Transcript cleavage factors GreA and GreB interfere with UvrD-mediated TCR, as they compete with UvrD-mediated backtracking (18). Inactivation of these antibacktracking factors greatly suppressed the sensitivity of ppGpp0 cells to being killed by genotoxic agents and UV (Fig. 2B and fig. S4); from this, we argue that ppGpp acts as a probacktracking factor in UvrD-mediated TCR. In bacteria, transcription and translation are coupled. The leading ribosome directly controls the rate of transcription elongation by preventing RNAP backtracking (19) and, thereby, also interferes with UvrD-mediated TCR (18). Analogous to the situation with Gre-deficiency, we show that slowing ribosome translocation with a sublethal dose of chloramphenicol (Cm) rendered ppGpp0 cells more resistant to genotoxic chemicals and UV (Fig. 2C and fig. S5).

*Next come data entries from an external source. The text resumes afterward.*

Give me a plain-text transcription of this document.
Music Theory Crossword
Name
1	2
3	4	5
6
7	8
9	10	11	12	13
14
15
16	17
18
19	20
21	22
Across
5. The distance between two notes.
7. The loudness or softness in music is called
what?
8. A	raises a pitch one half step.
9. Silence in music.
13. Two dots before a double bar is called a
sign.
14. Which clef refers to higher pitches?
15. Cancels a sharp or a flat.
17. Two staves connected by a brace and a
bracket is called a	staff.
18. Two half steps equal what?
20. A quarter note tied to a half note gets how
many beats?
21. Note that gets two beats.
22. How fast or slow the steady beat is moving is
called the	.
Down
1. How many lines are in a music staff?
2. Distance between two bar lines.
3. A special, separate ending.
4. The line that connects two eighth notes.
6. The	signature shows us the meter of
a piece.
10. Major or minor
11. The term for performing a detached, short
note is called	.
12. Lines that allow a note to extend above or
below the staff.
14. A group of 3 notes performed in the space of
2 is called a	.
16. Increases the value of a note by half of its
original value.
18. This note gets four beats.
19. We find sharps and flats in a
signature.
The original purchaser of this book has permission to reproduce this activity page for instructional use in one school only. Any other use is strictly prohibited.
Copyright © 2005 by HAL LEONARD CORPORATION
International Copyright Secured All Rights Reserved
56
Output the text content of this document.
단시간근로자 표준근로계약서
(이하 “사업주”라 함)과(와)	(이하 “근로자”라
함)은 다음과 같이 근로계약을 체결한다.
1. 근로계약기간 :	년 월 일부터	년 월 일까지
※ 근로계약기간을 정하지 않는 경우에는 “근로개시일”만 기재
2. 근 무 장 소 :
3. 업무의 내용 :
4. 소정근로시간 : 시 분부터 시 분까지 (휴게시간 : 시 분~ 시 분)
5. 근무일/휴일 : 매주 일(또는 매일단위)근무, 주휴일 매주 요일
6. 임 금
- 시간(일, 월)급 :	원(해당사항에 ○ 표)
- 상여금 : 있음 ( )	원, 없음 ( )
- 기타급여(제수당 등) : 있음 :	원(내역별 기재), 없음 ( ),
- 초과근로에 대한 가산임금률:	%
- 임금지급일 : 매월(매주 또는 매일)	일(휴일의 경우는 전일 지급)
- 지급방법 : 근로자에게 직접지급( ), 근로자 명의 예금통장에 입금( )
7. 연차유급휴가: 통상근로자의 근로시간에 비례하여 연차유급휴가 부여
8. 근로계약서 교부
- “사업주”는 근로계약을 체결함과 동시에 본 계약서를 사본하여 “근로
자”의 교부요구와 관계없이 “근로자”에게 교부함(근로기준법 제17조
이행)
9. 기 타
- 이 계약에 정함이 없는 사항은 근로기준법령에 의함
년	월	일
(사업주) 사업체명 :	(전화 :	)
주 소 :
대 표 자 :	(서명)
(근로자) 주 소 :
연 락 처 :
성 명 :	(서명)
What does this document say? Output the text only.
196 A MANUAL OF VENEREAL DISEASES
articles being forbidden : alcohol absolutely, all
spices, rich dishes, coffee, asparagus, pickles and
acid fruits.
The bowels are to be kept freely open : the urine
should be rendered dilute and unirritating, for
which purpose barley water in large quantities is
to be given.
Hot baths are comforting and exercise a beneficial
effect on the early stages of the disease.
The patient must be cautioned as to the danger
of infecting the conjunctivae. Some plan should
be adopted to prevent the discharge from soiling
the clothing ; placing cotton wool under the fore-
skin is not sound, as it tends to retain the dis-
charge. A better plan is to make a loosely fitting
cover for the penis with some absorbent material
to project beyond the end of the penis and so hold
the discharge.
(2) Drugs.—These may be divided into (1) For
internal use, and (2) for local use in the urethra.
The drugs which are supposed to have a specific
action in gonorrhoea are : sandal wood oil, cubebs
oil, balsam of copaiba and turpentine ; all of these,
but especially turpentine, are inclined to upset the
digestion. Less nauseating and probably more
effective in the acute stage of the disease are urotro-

DksA has been shown to promote ppGpp activities in vivo and in vitro (5, 6). Accordingly, DksA-deficient cells were sensitive to 4NQO, NFZ, and mitomycin C, whereas inactivation of GreA fully suppressed this sensitivity (8) (Fig. 2D and fig. S6). Moreover, DksA overexpression suppressed the sensitivity to genotoxic stress in the absence of ppGpp (fig. S7). Collectively, these in vivo results argue that ppGpp, in conjunction with DksA, promotes UvrD-mediated TCR by facilitating RNAP backtracking.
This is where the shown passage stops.